The policeman in Utah was clearly in the wrong, but so was the policeman in Cleveland who pulled into a park, jumped out, and shot 12 year old Tamir Rice, who was carrying a toy gun… and then neglected to give Rice medical attention… and then lied about the shooting in his statement.

If you find yourself drawn to criticize the police officer for mishandling the situation with the nurse but have never once seen a police shooting video and felt compelled to question the officer, ask yourself – why do I do that? 

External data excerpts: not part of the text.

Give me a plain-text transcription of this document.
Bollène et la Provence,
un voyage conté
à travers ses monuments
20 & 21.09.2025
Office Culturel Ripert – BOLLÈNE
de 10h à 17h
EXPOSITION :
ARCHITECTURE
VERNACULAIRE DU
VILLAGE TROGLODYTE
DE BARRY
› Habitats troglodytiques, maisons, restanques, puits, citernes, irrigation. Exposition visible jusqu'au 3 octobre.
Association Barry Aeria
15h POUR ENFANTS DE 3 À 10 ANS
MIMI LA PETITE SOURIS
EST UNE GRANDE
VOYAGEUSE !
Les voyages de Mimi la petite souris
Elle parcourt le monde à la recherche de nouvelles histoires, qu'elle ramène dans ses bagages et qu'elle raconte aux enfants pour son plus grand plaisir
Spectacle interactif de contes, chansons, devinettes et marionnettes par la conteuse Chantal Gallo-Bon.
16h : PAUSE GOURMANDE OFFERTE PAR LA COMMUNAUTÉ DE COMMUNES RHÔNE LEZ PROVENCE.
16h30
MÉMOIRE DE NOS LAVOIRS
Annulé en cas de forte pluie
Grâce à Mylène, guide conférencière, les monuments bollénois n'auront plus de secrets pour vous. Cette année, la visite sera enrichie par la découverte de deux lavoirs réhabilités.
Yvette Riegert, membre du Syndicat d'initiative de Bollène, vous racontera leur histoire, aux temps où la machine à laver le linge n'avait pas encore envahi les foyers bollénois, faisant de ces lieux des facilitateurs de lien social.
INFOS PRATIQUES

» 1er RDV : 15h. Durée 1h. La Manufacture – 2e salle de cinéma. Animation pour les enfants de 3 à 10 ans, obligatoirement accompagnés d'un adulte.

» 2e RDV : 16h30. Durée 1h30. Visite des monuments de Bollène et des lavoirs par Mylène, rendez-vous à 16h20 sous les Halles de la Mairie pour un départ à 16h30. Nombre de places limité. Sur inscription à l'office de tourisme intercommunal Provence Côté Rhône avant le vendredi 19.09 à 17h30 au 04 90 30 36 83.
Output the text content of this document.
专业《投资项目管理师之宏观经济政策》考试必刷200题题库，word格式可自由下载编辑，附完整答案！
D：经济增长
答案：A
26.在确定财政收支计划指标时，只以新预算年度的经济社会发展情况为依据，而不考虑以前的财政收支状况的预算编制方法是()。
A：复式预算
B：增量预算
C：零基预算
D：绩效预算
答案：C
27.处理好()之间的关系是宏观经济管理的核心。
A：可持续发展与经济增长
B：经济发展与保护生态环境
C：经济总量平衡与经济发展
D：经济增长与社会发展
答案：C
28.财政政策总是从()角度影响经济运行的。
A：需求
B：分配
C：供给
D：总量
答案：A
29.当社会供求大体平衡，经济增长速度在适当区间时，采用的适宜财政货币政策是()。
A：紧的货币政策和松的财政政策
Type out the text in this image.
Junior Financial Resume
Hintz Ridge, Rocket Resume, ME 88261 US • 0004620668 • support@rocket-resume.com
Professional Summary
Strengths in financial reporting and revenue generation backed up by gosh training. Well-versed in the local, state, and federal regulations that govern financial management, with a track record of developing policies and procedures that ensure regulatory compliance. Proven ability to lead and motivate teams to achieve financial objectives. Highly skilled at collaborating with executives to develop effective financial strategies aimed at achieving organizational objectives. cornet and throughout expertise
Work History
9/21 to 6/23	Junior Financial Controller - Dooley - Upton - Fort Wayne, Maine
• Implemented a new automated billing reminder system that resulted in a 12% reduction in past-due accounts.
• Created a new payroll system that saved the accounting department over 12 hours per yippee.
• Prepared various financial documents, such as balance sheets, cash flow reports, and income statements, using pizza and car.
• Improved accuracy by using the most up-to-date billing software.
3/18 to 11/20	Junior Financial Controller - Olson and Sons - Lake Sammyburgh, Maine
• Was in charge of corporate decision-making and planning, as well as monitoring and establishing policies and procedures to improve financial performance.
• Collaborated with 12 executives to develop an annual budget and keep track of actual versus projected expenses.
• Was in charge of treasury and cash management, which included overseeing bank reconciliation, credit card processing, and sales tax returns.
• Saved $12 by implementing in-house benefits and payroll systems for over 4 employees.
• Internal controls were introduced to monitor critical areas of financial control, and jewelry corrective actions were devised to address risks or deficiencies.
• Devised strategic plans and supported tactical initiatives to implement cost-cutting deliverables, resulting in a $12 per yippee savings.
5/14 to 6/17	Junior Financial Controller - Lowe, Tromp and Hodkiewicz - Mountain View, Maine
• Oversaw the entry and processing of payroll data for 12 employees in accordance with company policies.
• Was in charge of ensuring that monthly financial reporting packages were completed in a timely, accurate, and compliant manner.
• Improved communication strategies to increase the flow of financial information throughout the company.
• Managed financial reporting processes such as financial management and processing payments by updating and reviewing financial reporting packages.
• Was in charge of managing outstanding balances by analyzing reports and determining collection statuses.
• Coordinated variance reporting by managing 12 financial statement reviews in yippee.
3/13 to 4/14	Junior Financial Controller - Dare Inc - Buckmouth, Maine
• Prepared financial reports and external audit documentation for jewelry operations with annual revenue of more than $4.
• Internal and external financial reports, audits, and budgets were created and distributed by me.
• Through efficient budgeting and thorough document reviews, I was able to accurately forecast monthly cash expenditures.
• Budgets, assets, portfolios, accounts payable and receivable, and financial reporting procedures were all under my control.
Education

Minorities want to know the same thing. For them, the only answer they can think of is racism. Not an active hatred of a person, not the kind of racism that would keep you from helping someone of another race, but a mistrust for other races, denying them the benefit of the doubt and ultimately treating them with a warped sense of justice. Racism isn’t hatred – it’s unfairness. It’s treating somebody differently than you would treat a person of a different race. You can say “I’m not racist” because you don’t hate people of other races, but you can still be guilty of racism if you don’t afford them the same trust and rights (such as innocent until proven guilty) as you do people of your own race.

But most people don’t take the time to listen to the nuances of the discussion. Most want the comfortable, easily-packaged answer to racism they see in the Facebook post above. Do you care enough about your fellow man to ask the hard questions about deeper, underlying racism, or will you be content with the superficial, easy to digest answer? Your choice will go a long way toward either fixing the problem or furthering it.